Continuing with our series on the Puritans' views of marital love (see introduction) we come to the theme of the spirituality of marital love, that is, that is must be in Christ and in accord with God’s commandments. Love must be rooted in the experience of being equally yoked together spiritually as believers. Richard Baxter (1615–1691) said that husbands and wives have the responsibility “especially to be helpers of each other’s salvation: to stir up each other to faith, love, and obedience, and good works: to warn and help each other against sin, and all temptations: to join in God’s worship in the family, and in private: to prepare each other for the approach of death, and comfort each other in the hopes of life eternal” (Practical Works, 4:234).
Although marriage is a universal institution ordained by God for the whole human race regardless of whether they are saved or not, marriage fulfils its deepest purpose and achieves its greatest stability only when grounded in Christian faith and the fear of God. If built on the sandy foundation of physical beauty or exceptional gifts and talents, it can easily be blown away by some storm.
The Spiritual Duties of the Husband
Marital love should be profoundly spiritual because, as William Gouge (1575-1653) observed, Christian marriage should conform to the pattern of Christ and His church. As Christ loves His church, so the husband must love his wife. He is to love her absolutely (v. 25), purposefully (v. 26), realistically (v. 27), and sacrificially (vv. 28–29). He must exercise a “true, free, pure, exceeding, constant love” to his wife, nourishing and cherishing her as Christ does His gathered people (v. 29) (Of Domestical Duties, 31).
In his wedding sermon, Richard Greenham (c. 1542–1594) charged the groom:
You, brother, must learn hereby so to love your wife, as Christ Jesus loved His spouse His church. That is to say, even as our Savior Christ is very patient towards it, and by little and little purges, washes, and cleanses away the corruption of it, so must you in like manner in all wisdom use the means (and with a patient mind wait for the amendment of any thing that you shall find to be amiss in your wife) that the graces of God’s spirit may daily increase in her. Therefore, I charge you in the sight of God and his angels, and as you will answer unto me and the parents of this my sister, before the judgment seat of Christ, that as you receive her a virgin from her parents, so you neglect no duty whereby her salvation may be furthered, that you may present her pure and blameless, as much as in you lies, unto Jesus Christ when He shall call you to account (Works, 291–92).
Such Christlike love, said Gouge, will serve “as sugar to sweeten the duties of authority which appertain to a husband,” and thereby enable his loving wife to submit more easily to him (Of Domestical Duties, 94).
The Spiritual Duties of the Wife
Likewise, the wife’s loving submission to her husband is a limited expression of her absolute submission to the Lord Jesus Christ. Robert Bolton (1572–1631) wrote that a wife “ought, like a true [mirror], faithfully to represent and return to her husband’s heart, with a sweet and pleasing pliableness, the exact lineaments and proportions of all his honest desires and demands, and that without discontent, thwarting, or sourness. For her subjection in this kind should be as to Christ, sincere, hearty, and free” (General Directions, 279). But conscientious wives must also remember, wrote Isaac Ambrose (1604-1664), “that they have a husband in heaven, as well as on earth, betwixt whom there is a greater difference than between heaven and earth; and therefore in case they bid contrary things, they must prefer God before men, Christ before all men” (Works, 133).

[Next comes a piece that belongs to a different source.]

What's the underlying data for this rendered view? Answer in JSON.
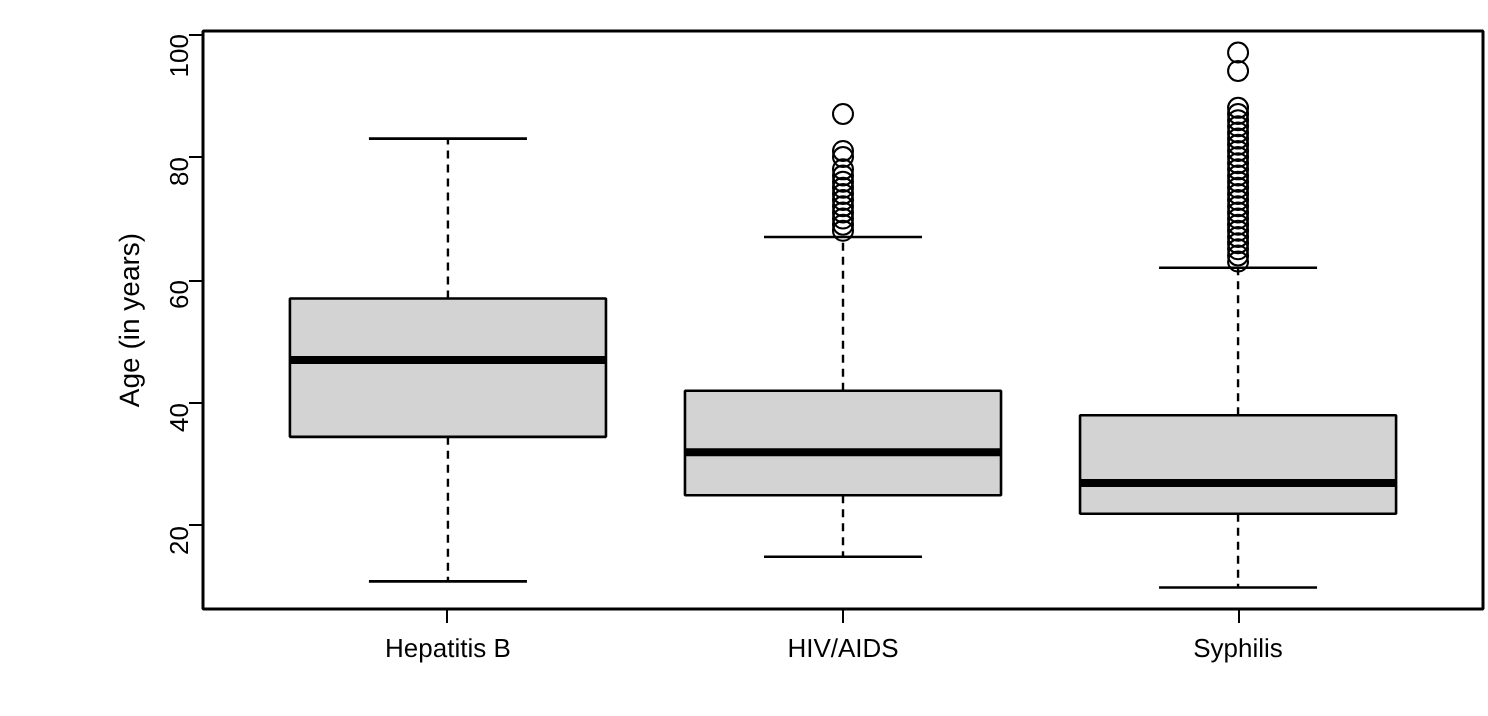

The love of both husband and wife must be ruled and energized by the fear of the Lord. William Whately (1583-1639) observed,
This is the fountain of most disorders in most families: where God is not feared, what can abound but profaneness and impiety in… the whole household; where people are not taught the knowledge and fear of God, how should they know or fear Him? Where these graces are absent, how should anything be found but rudeness, stubbornness, and undutifulness? Now therefore… let all husbands and wives that fear God be of one mind in the Lord, and let them not fail… [to establish] the exercises of religion in their houses (A Bride Bush, 93. Cf. Jer. 10:25).
Mutual love is preserved and increased by religious exercises. Time spent together with God and in the worship of God will help preserve marital love. Let husband and wife pray together, said Whateley; “let them confer with each other of their heavenly country, let them sing a psalm together, and join in such religious exercises; so shall their hearts be knit together fast and firm to God first, and so to each other” (A Bride Bush, 49). For as they do so, he continued, “bright beams of God’s image will shine forth, and show themselves in each of them, and that is lovely and alluring, and will make them amiable to each other. These will nourish the spirit of holiness in them, and that kindles love” (A Bride Bush, 49).
The spiritual implications of marital love should move people to choose their spouses carefully. William Secker (d. c. 1681) warned against choosing a wife merely for her beauty: “If a woman’s flesh has more of beauty than her spirit has of Christianity, it is like poison in sweetmeats, most dangerous” (“The Wedding Ring, A Sermon,” 266).